Remember a few months ago when I told you it was turtle-hurtle season? Haven't seen a turtle in these parts all month but there's a new guy in town. And gal. And she's wayyy bigger than he is.
I'm talking about walking sticks.
Normally a female walking stick is larger than a male. She's like the load bearer, not that these bulk-less bugs weigh much more than .008 ounces, but still, she's carrying all the weight.
Phasmids generally mimic their surroundings in color, normally green or brown, although some species are brilliantly colored or striped. Many have wings, some quite beautiful, some stumpy. In the southwest corner of Missouri we have boring walking sticks that resemble a feeble twig. Oddly enough, though, they don't stay in the trees. For some reason they have a fondness for the backyard deck of our house and the outside walls of my greenhouse. And the screens on the windows. Seriously, as I'm sitting in my office typing this, a lone walking stick is groping its way down my window screen. A screen that in no way resembles a tree.
And they do this during the day which belies everything I read about these critters. All research sources agreed that walking sticks:
1) are mainly nocturnal creatures
2) spend their days in what I would describe as a state of
3) hide under plants
It's like a Where's Waldo? picture. Nearly impossible to find in this patch of thorns
Depending on the species, a single impregnated female lays from 100 to 1,200 eggs that look like tiny seeds.
They breathe through a thoracic and abdominal spiracle, (a fancy word for a vent), not through their mouths
They have two compound eyes which have multiple lenses and photosensitive cells that can resolve images, motion and color
They also have two antenna, which sense chemical odors, temperature variations and probe physical surroundings
A female can reproduce by herself, (no male sticks need apply), BUT if she goes that route she will produce only other females. If a male is involved, there's a 50/50% chance that they'll have a brood of males
like a female walking stick: flying solo
(I never pass up the opportunity to use a jet-in-flight photo!)
They can play dead, for the same reason as above. No predator wants to eat a dead stick.
Apparently walking sticks are tasty, nutrient yummy treats to their predators, which are many: birds, reptiles, spiders, bats and primates.
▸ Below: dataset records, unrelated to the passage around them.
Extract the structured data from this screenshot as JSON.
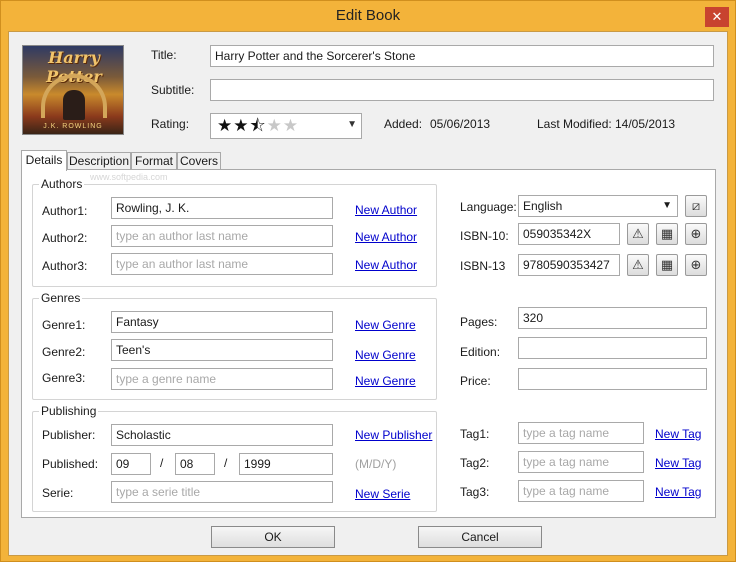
{
  "window": {
    "title": "Edit Book",
    "close_glyph": "✕"
  },
  "cover": {
    "text_title": "Harry Potter",
    "text_author": "J.K. ROWLING"
  },
  "header": {
    "title_label": "Title:",
    "title_value": "Harry Potter and the Sorcerer's Stone",
    "subtitle_label": "Subtitle:",
    "subtitle_value": "",
    "rating_label": "Rating:",
    "rating": {
      "value": 2.5,
      "max": 5
    },
    "added_label": "Added:",
    "added_value": "05/06/2013",
    "modified_label": "Last Modified:",
    "modified_value": "14/05/2013"
  },
  "tabs": [
    {
      "label": "Details",
      "active": true
    },
    {
      "label": "Description",
      "active": false
    },
    {
      "label": "Format",
      "active": false
    },
    {
      "label": "Covers",
      "active": false
    }
  ],
  "watermark": "www.softpedia.com",
  "authors": {
    "title": "Authors",
    "rows": [
      {
        "label": "Author1:",
        "value": "Rowling, J. K.",
        "placeholder": "type an author last name",
        "link": "New Author"
      },
      {
        "label": "Author2:",
        "value": "",
        "placeholder": "type an author last name",
        "link": "New Author"
      },
      {
        "label": "Author3:",
        "value": "",
        "placeholder": "type an author last name",
        "link": "New Author"
      }
    ]
  },
  "genres": {
    "title": "Genres",
    "rows": [
      {
        "label": "Genre1:",
        "value": "Fantasy",
        "placeholder": "type a genre name",
        "link": "New Genre"
      },
      {
        "label": "Genre2:",
        "value": "Teen's",
        "placeholder": "type a genre name",
        "link": "New Genre"
      },
      {
        "label": "Genre3:",
        "value": "",
        "placeholder": "type a genre name",
        "link": "New Genre"
      }
    ]
  },
  "publishing": {
    "title": "Publishing",
    "publisher_label": "Publisher:",
    "publisher_value": "Scholastic",
    "publisher_link": "New Publisher",
    "published_label": "Published:",
    "month": "09",
    "day": "08",
    "year": "1999",
    "sep": "/",
    "date_hint": "(M/D/Y)",
    "serie_label": "Serie:",
    "serie_value": "",
    "serie_placeholder": "type a serie title",
    "serie_link": "New Serie"
  },
  "right": {
    "language_label": "Language:",
    "language_value": "English",
    "isbn10_label": "ISBN-10:",
    "isbn10_value": "059035342X",
    "isbn13_label": "ISBN-13",
    "isbn13_value": "9780590353427",
    "pages_label": "Pages:",
    "pages_value": "320",
    "edition_label": "Edition:",
    "edition_value": "",
    "price_label": "Price:",
    "price_value": ""
  },
  "tags": [
    {
      "label": "Tag1:",
      "value": "",
      "placeholder": "type a tag name",
      "link": "New Tag"
    },
    {
      "label": "Tag2:",
      "value": "",
      "placeholder": "type a tag name",
      "link": "New Tag"
    },
    {
      "label": "Tag3:",
      "value": "",
      "placeholder": "type a tag name",
      "link": "New Tag"
    }
  ],
  "footer": {
    "ok_label": "OK",
    "cancel_label": "Cancel"
  },
  "icons": {
    "language_edit": "edit-language-icon",
    "warning": "warning-icon",
    "calculator": "calculator-icon",
    "download": "download-icon"
  }
}
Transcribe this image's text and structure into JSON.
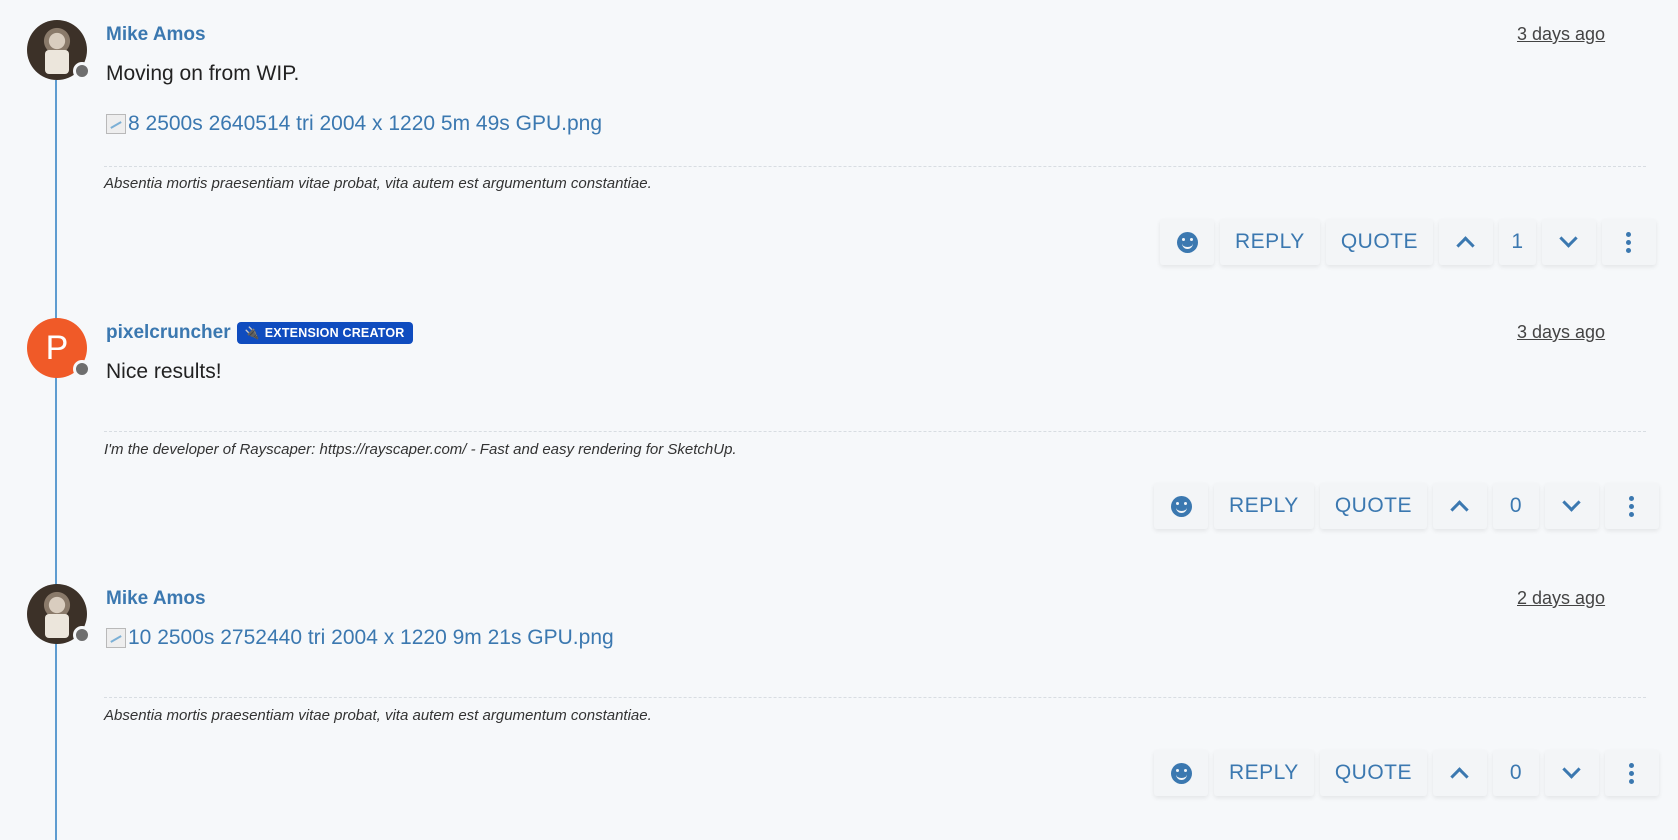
{
  "posts": [
    {
      "author": "Mike Amos",
      "badge": "",
      "time": "3 days ago",
      "content": "Moving on from WIP.",
      "image_alt": "8 2500s 2640514 tri 2004 x 1220 5m 49s GPU.png",
      "signature": "Absentia mortis praesentiam vitae probat, vita autem est argumentum constantiae.",
      "actions": {
        "reply": "REPLY",
        "quote": "QUOTE",
        "votes": "1"
      }
    },
    {
      "author": "pixelcruncher",
      "avatar_letter": "P",
      "badge": "EXTENSION CREATOR",
      "time": "3 days ago",
      "content": "Nice results!",
      "signature": "I'm the developer of Rayscaper: https://rayscaper.com/ - Fast and easy rendering for SketchUp.",
      "actions": {
        "reply": "REPLY",
        "quote": "QUOTE",
        "votes": "0"
      }
    },
    {
      "author": "Mike Amos",
      "time": "2 days ago",
      "image_alt": "10 2500s 2752440 tri 2004 x 1220 9m 21s GPU.png",
      "signature": "Absentia mortis praesentiam vitae probat, vita autem est argumentum constantiae.",
      "actions": {
        "reply": "REPLY",
        "quote": "QUOTE",
        "votes": "0"
      }
    }
  ],
  "colors": {
    "accent": "#3b78b0",
    "badge": "#0f4cbf",
    "avatar_orange": "#f05a28",
    "timeline": "#5e9cd0"
  },
  "icons": [
    "smiley-icon",
    "chevron-up-icon",
    "chevron-down-icon",
    "more-vertical-icon",
    "plug-icon"
  ]
}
Since bats hunt at night using their supersonic echo hearing, it's easy for them to track walking sticks by the noises they make. Bats are the only animal not outwitted by a walking stick's camouflage.
Now, about the mating ritual, of which I have unwillingly witnessed many times, but what can I do? The stick pairs are right out in the open and when they're joined they can remain that way for several hours or days or even weeks. Not to be crass or disrespectful of the future begetting of a zillion infant walking sticks, when I see an adult pair, say, hanging upside down under the porch railing on Thursday and they're still there on Sunday, I can't help but wonder (A) aren't they bored?, and (B) what the heck are they thinking about? (well, they do have brains!)
Two weekends ago the MOTH-BNTB (for newcomers that stands for man-of-the-house-but-not-the-boss), and I had several family members visiting. It was a lovely day, nice enough to sit on the deck and enjoy the view, fresh air and temperate climate. A pair of walking sticks were sunning themselves on the top railing and another rather amorous pair were slinking up the wooden swing, a swing occupied by one of my uncles and his wife. Just when it looked like the female stick navigating the journey was going to go under the swing, she detoured and took some giant steps up and over the armrest. Another couple of those steps and she'd run into my uncle's arm. Rather than shoo them away, I picked up the pair to relocate them and either knocked the male off the female or he took a flying leap. Whichever it was, they were separated and dropped to the deck. Everyone cried out in dismay.....really, they did. And I looked like the bad guy for splitting them up. My effort to play re-matchmaker failed because the two went their separate ways (and rather hastily at that). Hours later, after our company had departed, I went back out to the deck, curious about the walking sticks I had so rudely interrupted. The female hadn't moved. The male had disappeared.
This is going to sound strange, but I've wondered, uh, too many times, if before this clumsy human wrenched them apart, did they enough time together to make baby sticks?
So, what are your thoughts on these insects? Do they elicit disgust or appreciation?